The issue of sustainable development for children in Africa continue to stick out like a sore thumb.
Most children in Africa face a myriad of problems such as abuse, early marriages, drug abuse, forced labour, trafficking and prostitution.
Ironically, Zimbabwe last week joined Africa in commemorating the Day of the African Child under the theme “Accelerating protection, empowerment and equal opportunities towards fulfilling agenda 2030 for sustainable development for children in Africa”.
This year’s commemorations also marked the silver jubilee of the junior parliament whose opening coincides with the Day of African Child.
The theme has a lot of bearing in most African countries, which are failing to fulfil sustainable development for children.
Zimbabwe and most African countries are signatories to instruments that protect the girl child.
These include the African Charter on the Rights and Welfare of the Child which was adopted by the African Union in 1990 and enforced in 1991.
The Charter covers civil, political, economic, social and cultural rights of children.
Article 21 of the African Charter on the Rights and Welfare of the Child makes specific references to harmful social and cultural practices.
It states that member countries shall take all appropriate measures to eliminate harmful social and cultural practices affecting the welfare, dignity, normal growth and development of the child.
It further states that child marriages shall be prohibited and effective action, including legislation, shall be taken to specify the minimum age of marriage as 18 and make registration of all marriages in an official registry compulsory.
But in Zimbabwe, we still hear and see young girls being married before they reach the age of consent with those behind such acts roming freely.
Young girls are dropping out of school because of early marriages.
The country has laws such as the Children’s Act (Chapter 5:06), the Criminal Law (Codification and Reform) Act Chapter 9:23 and the Domestic Violence Act (Chapter 5:16) which deal, in one way or the other, with the rights and welfare of children.

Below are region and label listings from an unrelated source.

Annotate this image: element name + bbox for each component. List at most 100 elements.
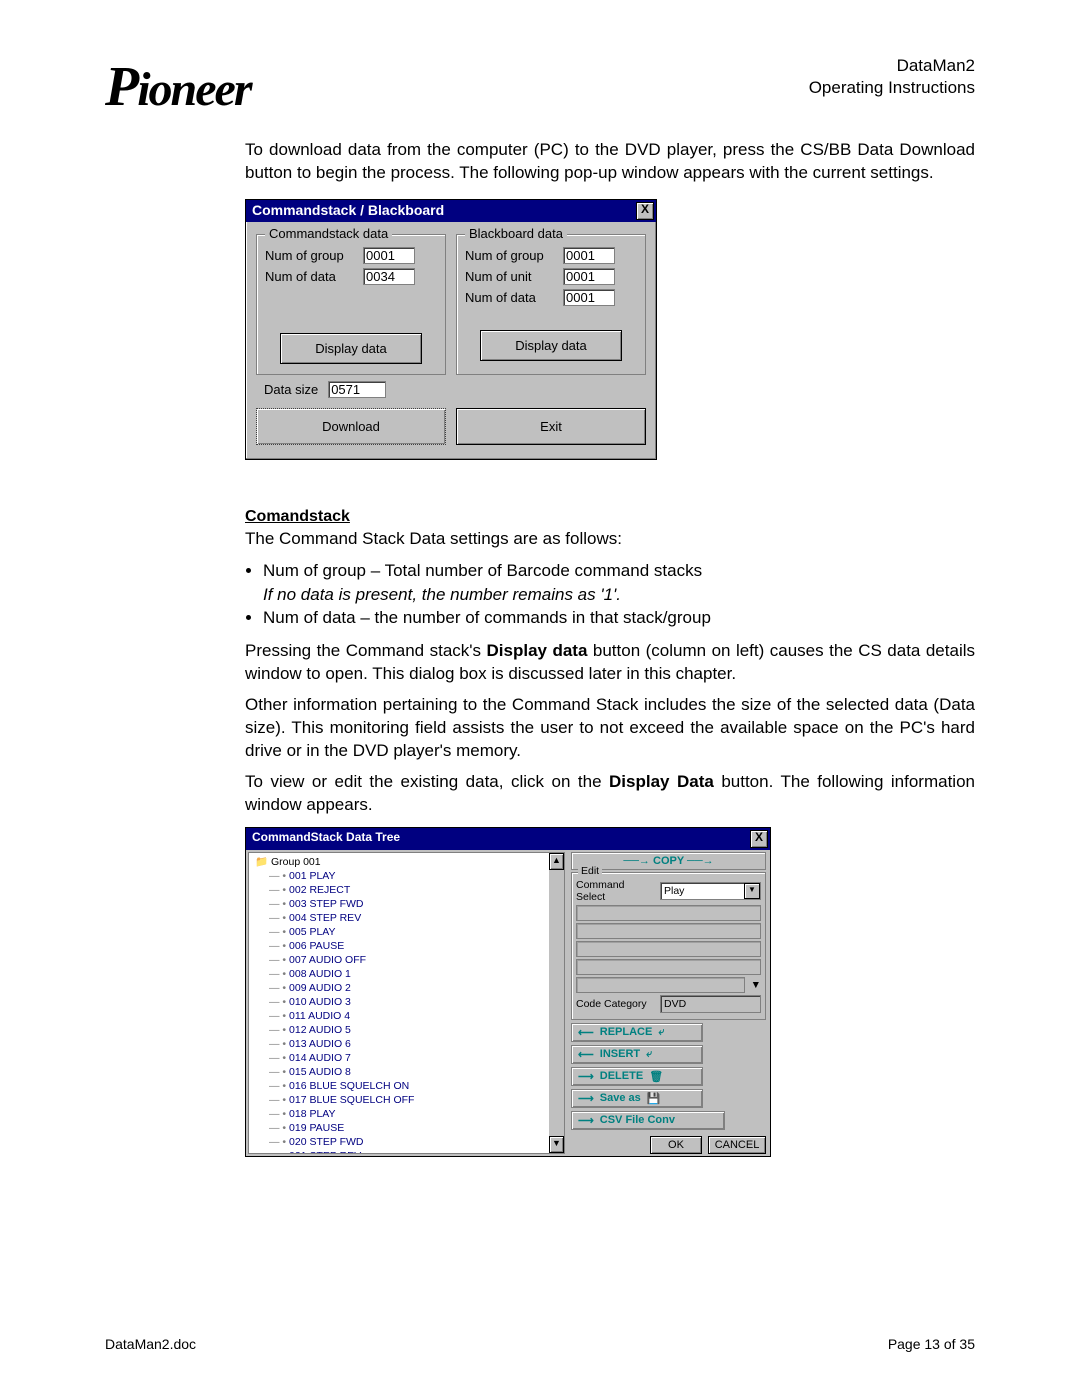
- tree-node[interactable]: 017 BLUE SQUELCH OFF: [255, 1093, 549, 1107]
- edit-field[interactable]: [576, 905, 761, 921]
- arrow-left-icon: ⟵: [578, 1026, 594, 1039]
- tree-node[interactable]: 015 AUDIO 8: [255, 1065, 549, 1079]
- arrow-right-icon: ⟶: [578, 1092, 594, 1105]
- cs-legend: Commandstack data: [265, 226, 392, 241]
- cs-display-data-button[interactable]: Display data: [280, 333, 422, 364]
- bb-num-unit-value[interactable]: 0001: [563, 268, 615, 285]
- chevron-down-icon[interactable]: ▼: [751, 979, 761, 991]
- page-header: PPioneerioneer DataMan2 Operating Instru…: [105, 55, 975, 119]
- tree-view[interactable]: 📁 Group 001001 PLAY002 REJECT003 STEP FW…: [249, 853, 549, 1153]
- tree-node[interactable]: 005 PLAY: [255, 925, 549, 939]
- commandstack-group: Commandstack data Num of group0001 Num o…: [256, 234, 446, 375]
- list-item: Num of group – Total number of Barcode c…: [263, 559, 975, 607]
- dialog2-titlebar[interactable]: CommandStack Data Tree X: [246, 828, 770, 850]
- trash-icon: 🗑: [649, 1070, 663, 1083]
- content-column: To download data from the computer (PC) …: [245, 139, 975, 1157]
- tree-node[interactable]: 001 PLAY: [255, 869, 549, 883]
- cs-num-data-label: Num of data: [265, 269, 357, 284]
- tree-node[interactable]: 010 AUDIO 3: [255, 995, 549, 1009]
- commandstack-heading: Comandstack: [245, 508, 350, 526]
- display-data-paragraph: Pressing the Command stack's Display dat…: [245, 640, 975, 686]
- tree-node[interactable]: 011 AUDIO 4: [255, 1009, 549, 1023]
- tree-node[interactable]: 021 STEP REV: [255, 1149, 549, 1153]
- doc-name: DataMan2: [809, 55, 975, 77]
- bb-num-data-value[interactable]: 0001: [563, 289, 615, 306]
- scroll-up-icon[interactable]: ▲: [549, 853, 564, 870]
- bb-num-unit-label: Num of unit: [465, 269, 557, 284]
- view-edit-paragraph: To view or edit the existing data, click…: [245, 771, 975, 817]
- disk-icon: 💾: [647, 1092, 661, 1105]
- replace-button[interactable]: ⟵REPLACE⤶: [571, 1023, 703, 1042]
- data-size-value[interactable]: 0571: [328, 381, 386, 398]
- tree-node[interactable]: 008 AUDIO 1: [255, 967, 549, 981]
- cs-num-group-label: Num of group: [265, 248, 357, 263]
- list-item: Num of data – the number of commands in …: [263, 606, 975, 630]
- cancel-button[interactable]: CANCEL: [708, 1136, 766, 1154]
- tree-node[interactable]: 009 AUDIO 2: [255, 981, 549, 995]
- csv-file-conv-button[interactable]: ⟶CSV File Conv: [571, 1111, 725, 1130]
- tree-node[interactable]: 018 PLAY: [255, 1107, 549, 1121]
- tree-node[interactable]: 013 AUDIO 6: [255, 1037, 549, 1051]
- commandstack-data-tree-dialog: CommandStack Data Tree X 📁 Group 001001 …: [245, 827, 771, 1157]
- dialog1-titlebar[interactable]: Commandstack / Blackboard X: [246, 200, 656, 222]
- close-icon[interactable]: X: [636, 202, 654, 220]
- delete-button[interactable]: ⟶DELETE🗑: [571, 1067, 703, 1086]
- tree-node[interactable]: 003 STEP FWD: [255, 897, 549, 911]
- edit-field[interactable]: [576, 941, 761, 957]
- tree-node[interactable]: 019 PAUSE: [255, 1121, 549, 1135]
- vertical-scrollbar[interactable]: ▲ ▼: [549, 853, 564, 1153]
- tree-root[interactable]: 📁 Group 001: [255, 855, 549, 869]
- data-size-label: Data size: [264, 382, 318, 397]
- tree-node[interactable]: 004 STEP REV: [255, 911, 549, 925]
- tree-node[interactable]: 002 REJECT: [255, 883, 549, 897]
- scroll-down-icon[interactable]: ▼: [549, 1136, 564, 1153]
- arrow-right-icon: ⟶: [578, 1070, 594, 1083]
- edit-legend: Edit: [578, 865, 602, 877]
- commandstack-blackboard-dialog: Commandstack / Blackboard X Commandstack…: [245, 199, 657, 460]
- bb-num-group-label: Num of group: [465, 248, 557, 263]
- exit-button[interactable]: Exit: [456, 408, 646, 445]
- code-category-label: Code Category: [576, 998, 656, 1010]
- cs-num-group-value[interactable]: 0001: [363, 247, 415, 264]
- close-icon[interactable]: X: [750, 830, 768, 848]
- edit-field[interactable]: [576, 959, 761, 975]
- arrow-right-icon: ⟶: [578, 1114, 594, 1127]
- page-footer: DataMan2.doc Page 13 of 35: [105, 1336, 975, 1352]
- tree-pane: 📁 Group 001001 PLAY002 REJECT003 STEP FW…: [248, 852, 565, 1154]
- edit-field[interactable]: [576, 977, 745, 993]
- bb-num-group-value[interactable]: 0001: [563, 247, 615, 264]
- download-button[interactable]: Download: [256, 408, 446, 445]
- edit-field[interactable]: [576, 923, 761, 939]
- command-select-combo[interactable]: Play▼: [660, 882, 761, 900]
- ok-button[interactable]: OK: [650, 1136, 702, 1154]
- edit-group: Edit Command Select Play▼ ▼ Code Categor…: [571, 872, 766, 1020]
- bb-display-data-button[interactable]: Display data: [480, 330, 622, 361]
- brand-logo: PPioneerioneer: [105, 55, 251, 119]
- cs-settings-intro: The Command Stack Data settings are as f…: [245, 528, 975, 551]
- dialog2-title: CommandStack Data Tree: [252, 830, 400, 848]
- bb-legend: Blackboard data: [465, 226, 567, 241]
- footer-page-number: Page 13 of 35: [888, 1336, 975, 1352]
- right-panel: ──→ COPY ──→ Edit Command Select Play▼ ▼…: [567, 850, 770, 1156]
- cs-settings-list: Num of group – Total number of Barcode c…: [263, 559, 975, 630]
- save-as-button[interactable]: ⟶Save as💾: [571, 1089, 703, 1108]
- tree-node[interactable]: 012 AUDIO 5: [255, 1023, 549, 1037]
- dialog1-title: Commandstack / Blackboard: [252, 202, 444, 220]
- code-category-combo[interactable]: DVD: [660, 995, 761, 1013]
- tree-node[interactable]: 006 PAUSE: [255, 939, 549, 953]
- tree-node[interactable]: 016 BLUE SQUELCH ON: [255, 1079, 549, 1093]
- intro-paragraph: To download data from the computer (PC) …: [245, 139, 975, 185]
- footer-filename: DataMan2.doc: [105, 1336, 196, 1352]
- cs-num-data-value[interactable]: 0034: [363, 268, 415, 285]
- return-icon: ⤶: [658, 1026, 664, 1039]
- doc-meta: DataMan2 Operating Instructions: [809, 55, 975, 99]
- insert-button[interactable]: ⟵INSERT⤶: [571, 1045, 703, 1064]
- tree-node[interactable]: 007 AUDIO OFF: [255, 953, 549, 967]
- bb-num-data-label: Num of data: [465, 290, 557, 305]
- arrow-left-icon: ⟵: [578, 1048, 594, 1061]
- return-icon: ⤶: [646, 1048, 652, 1061]
- tree-node[interactable]: 020 STEP FWD: [255, 1135, 549, 1149]
- blackboard-group: Blackboard data Num of group0001 Num of …: [456, 234, 646, 375]
- chevron-down-icon[interactable]: ▼: [744, 883, 760, 899]
- tree-node[interactable]: 014 AUDIO 7: [255, 1051, 549, 1065]
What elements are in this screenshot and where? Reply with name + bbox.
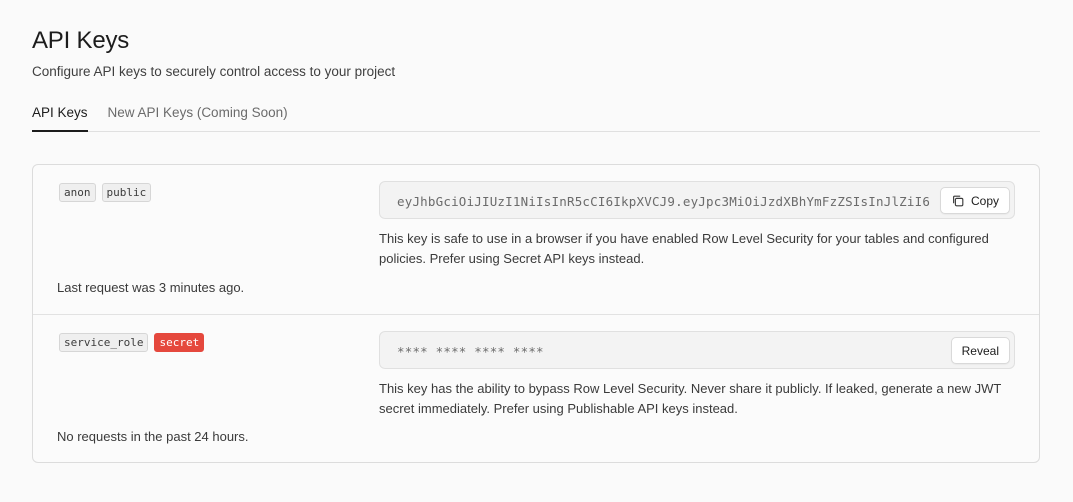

In addition, the Constitution of Zimbabwe also provides for the protection of fundamental human rights and freedoms for all Zimbabwean, children included.
On the international arena, Zimbabwe is party to a number of instruments that protects the rights of children.
Therefore, the Constitution of Zimbabwe should be read in conjunction with the following:
United Nations Convention on the Rights of the Child and its Optional Protocol on the sale of children.
Child prostitution and Child Pornography, the African Charter on the rights and Welfare of the Child
Convention on the Elimination of all forms of Discrimination against Women.
In order fulfil the 2030 agenda for sustainable development for children in Africa, there is need to harmonize laws with the national Constitution in order to make it easy to prosecute offenders.
The Constitution defines children as persons below the age of 18 years.
However, the Customary Act makes it difficult to handle child marriages.
The issues of child prostitution haunts Africa and the world.
Globally, it is estimated that about 10 million children under the age of 18 years participate in prostitution related activities.
Furthermore, United Nations statistics show that an estimated one million children are forced into prostitution every year.
According to the United Nations Children Rights Commission (UNCRC), and its Optional Protocol on the sale of Children, Child Prostitution and Child Pornography prohibits “the act of obtaining, procuring or offering the services of a child or inducing a child to perform sexual acts for any form of compensation or reward.
However, an increasing number of Zimbabwean children are exposed to pornographic material on social media or the internet.
The threat to morality has seen calls for Government to speed up the cyber-crime law becoming louder.
Therefore as we commemorate the Day of the African Child, it is high time we put our Government and other relevant stakeholders to task.
It is time to move away from the habit of speeches without implementing issues being raised by children and the youth.
There is need for the relevant ministry to accelerate harmonisation and enactment of laws that protect the girl and boy child.
Children are calling for practicalities that will protect their wellbeing as they are leaders of tomorrow.
As such, there is need to embrace a participatory approach whenever Government is crafting policy or laws that affect the children. There is need to move away from the stereotypical attitude of neglecting children in decisions that affect them.
In addition, there is need to educate communities, especially on the rights and responsibilities of children.
Information is key in ensuring that child protection systems begin to function at grassroots level.